El Argüelles de Caro era un barrio liberal -en contraposición al de Salamanca, construido por los moderados- de casas bajas con jardín. Así era la vivienda de los Baroja, pared con pared con el negocio familiar, una imprenta y una editorial que, unida a las actividades artísticas de sus tíos, atraía a la casa a gente como Valle-Inclán, Azaña o Azorín. Caro tocó entonces la historia con sus manos. Tenía 17 años cuando un día de 1931 sus profesores, declarados republicanos, dieron a sus alumnos el día libre. Y Caro y sus compañeros corrieron a unirse a la fiesta de la Puerta del Sol. "Vi cómo tiraban la estatua de Isabel II (qué culpa tendría ella) y cómo quisieron tumbar la estatua de María Cristina. Le pusieron unos alambres al cuello y no pudieron derribarla. Durante mucho tiempo se quedó con los alambres como si fuera una corbata de hierro".
Con el verano de 1936 llegó la ruina del barrio y consecuentemente también la de los Baroja. Las bombas, cuyo objetivo era el cercano cuartel de la Montaña, sembraron la desolación en Argüelles. Fue el primer bombardeo que sufrió Madrid durante la cruente guerra civil. La casa de los Baroja, como tantas otras, quedó arruinada. Desapareció la imprenta y la editorial, y con ellas se perdió la fuente de financiación familiar. "Tuvimos que vender el solar malamente porque no teníamos una perra", dice el antropólogo, "y mi padre, al que le había pillado la guerra aquí, quedó malherido, y la pérdida de todas sus cosas le produjo una gran tristeza y desfallecimiento. Sobrevivió unos años, pero vivió hecho una ruina".

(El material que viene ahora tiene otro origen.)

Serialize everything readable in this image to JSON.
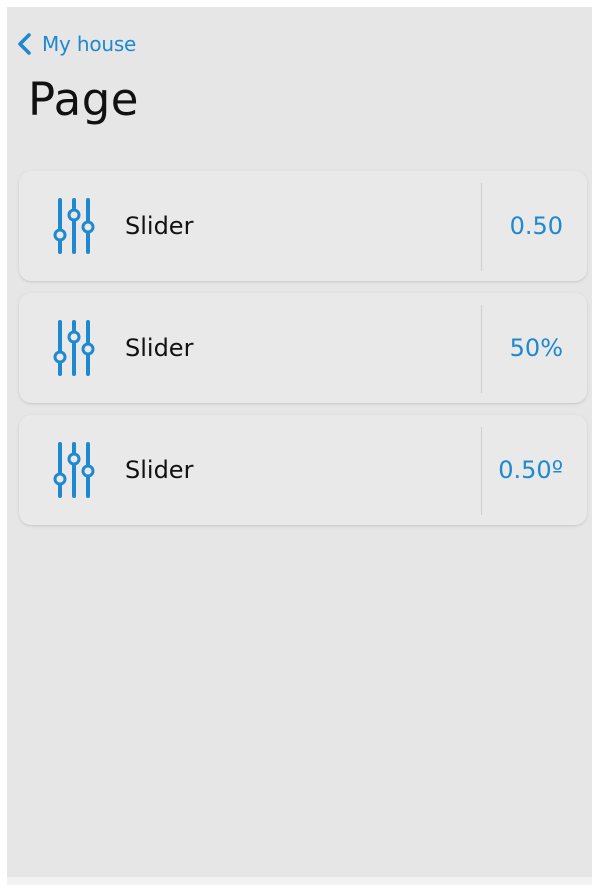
{
  "header": {
    "back_label": "My house",
    "title": "Page"
  },
  "colors": {
    "accent": "#1e88d0",
    "background": "#e6e6e6",
    "card": "#e9e9e9"
  },
  "rows": [
    {
      "icon": "sliders-icon",
      "label": "Slider",
      "value": "0.50"
    },
    {
      "icon": "sliders-icon",
      "label": "Slider",
      "value": "50%"
    },
    {
      "icon": "sliders-icon",
      "label": "Slider",
      "value": "0.50º"
    }
  ]
}
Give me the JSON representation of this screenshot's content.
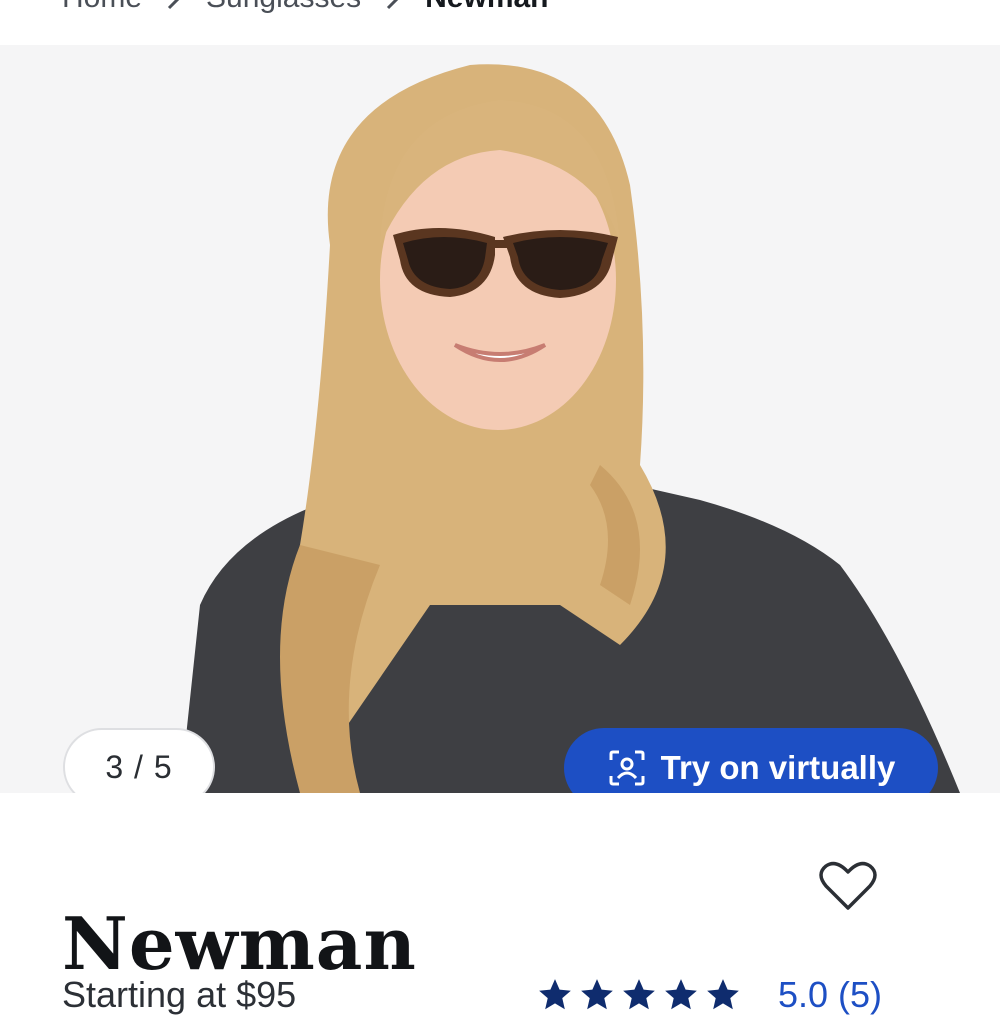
{
  "breadcrumb": {
    "items": [
      "Home",
      "Sunglasses"
    ],
    "current": "Newman"
  },
  "gallery": {
    "counter": "3 / 5",
    "current_index": 3,
    "total": 5,
    "try_on_label": "Try on virtually"
  },
  "product": {
    "name": "Newman",
    "price_text": "Starting at $95",
    "rating_text": "5.0 (5)",
    "rating_value": 5.0,
    "review_count": 5
  },
  "icons": {
    "breadcrumb_separator": "chevron-right-icon",
    "try_on": "face-scan-icon",
    "favorite": "heart-icon",
    "rating": "star-icon"
  },
  "colors": {
    "accent": "#1d4fc4",
    "star": "#0f2c6e",
    "hero_bg": "#f5f5f6"
  }
}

De la muerte de su padre extrajo posteriormente una dura lección. Porque al fallecer cuando el apellido Baroja aún no tenía un reconocido prestigio, el padre de Julio Caro fue enterrado casi en la solitaria compañía de su familia. "Desde entonces pienso que los verdaderos amigos son muy pocos".
Madrileño del 14
Son los rescoldos de los años difíciles. Después de la guerra, la familia de Caro Baroja deambuló por otros barrios de Madrid hasta que se asentó frente al Retiro. Argüelles pasó a ser parte de una historia pasada. Ya no reconoce el barrio; tampoco reconoce este Madrid que, dice, ningún alcalde puede controlar. "Cuando me dicen: 'Pero usted es madrileño, ¿no?'. Digo: 'Bueno, sí, pero madrileño del 14". Los espacios verdes, asevera, no dan dinero, y esa es la causa del crecimiento destructivo y alocado de su ciudad natal. Poco dado a la nostalgia ñoña, no frecuenta esta zona, excepción hecha del paseo de Rosales, que se ha mantenido entero.No tiene coche y utiliza el metro con asiduidad, aunque, hombre metódico, sale siempre de casa con el tiempo suficiente como para poder evitar trasbordos y hacer a pié el último trecho.
Vive desde hace más de 20 años en la calle Alfonso XII, frente al Retiro, pero hoy ha regresado al barrio de su infancia. Camina hacia su querida calle de Juan Álvarez Mendizábal, otro ministro liberal de mediados del siglo XIX, entre los restos del bombardeo, o sea, una iglesia del Buen Suceso que es un mamotreto de hormigón, un moderno centro comercial, un túnel para el paso rápido de vehículos o un gran almacén. Y allí, en medio del ambiente enrarecido por el progreso, una ancianísima y diminuta mujer se lanza con reverencia a estrecharle la mano.
-¡Don Julio! ¡Don Julio! No se acordará de mí. ¡Soy Petra!
-Petra.
-Sí, Petra, la hija de la carbonera. ¿Se acuerda? Yo le he visto nacer a usted.
-Sí, me acuerdo, sí.
-Me han tirado la casa, hace 14 años que la tiraron. Ahora vivo en Martín de los Heros.
-Bueno, bueno.
Y la pequeña mujer se aleja aún emocionada de un encuentro tan vívido en un barrio en el que todo lo de antaño parecía estar muerto. Un barrio que Caro no dudó un segundo en seguir eligiendo como su lugar favorito.